I now have the system and started to troubleshoot each component. This is what I’ve tested so far:
-
Check and benchmark both GPUS – Both GPUS are fine, as far as I can tell. Also, interestingly enough, the MOV crashes seem to have been resolved. I say that because I ran MOVs in Adobe Premier with a different GPU, and they played with no issues. Still need to test with one 4090 to be sure.
-
Crystal Benchmark for NVMEs – Both scored pretty close to advertised scores, and Temps were normal.
-
Memtest on R-DIMM Ram – All four DDR5 R-Dimms all checked out after a 12 hour test with no errors.
-
Test PSU – I connected the Be Quiet Dark Power Pro 13 to my PSU tester, and all of the voltage values were normal. The tester did not detect anything wrong.
-
Motherboard Swap ( Ordered a new Gigabyte TRX50 Aero D STR5 Mobo) – I transferred all of the components to the new motherboard and the system shutdown at the 2 min mark of Cinebench R23. I tried to run R24 but the system crashed automatically. Kernel Power Event ID 41. As an FYI, I tested this outside of the case.
At this point, I am really baffled at what could be causing this Kernel Power Event ID 41. The CPU is running at stock settings, and its behavior shouldn’t be like this at all. The system Temps look fine in HWMonitor and Ryzen Master when benching. Now, I know my friend won’t be running workloads as strenuous as Cinebench, but the system should be stable at the very least, especially without any OC or EXPO applied.
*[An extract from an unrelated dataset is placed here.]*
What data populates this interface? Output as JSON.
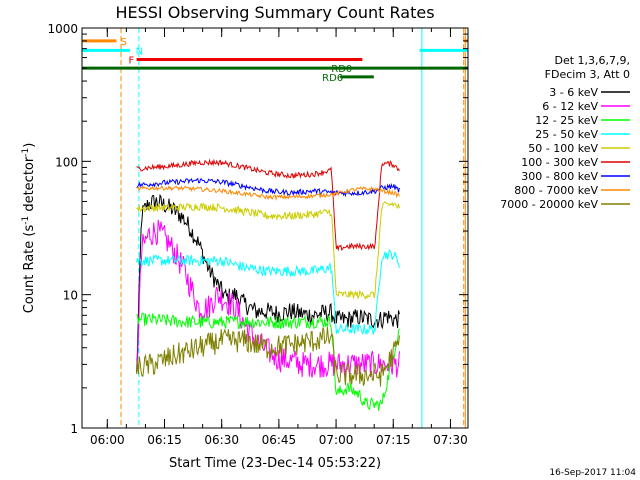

I think there might be an issue with the CPU, which is possible, but it’s fairly uncommon to see bad CPUS from the factory. My apologies for the long post, but any feedback or guidance would be greatly appreciated! I feel like I am losing my mind over here, LOL! Been building and troubleshooting computers for the past 14 years, and I never encountered this type of scenario. Thanks!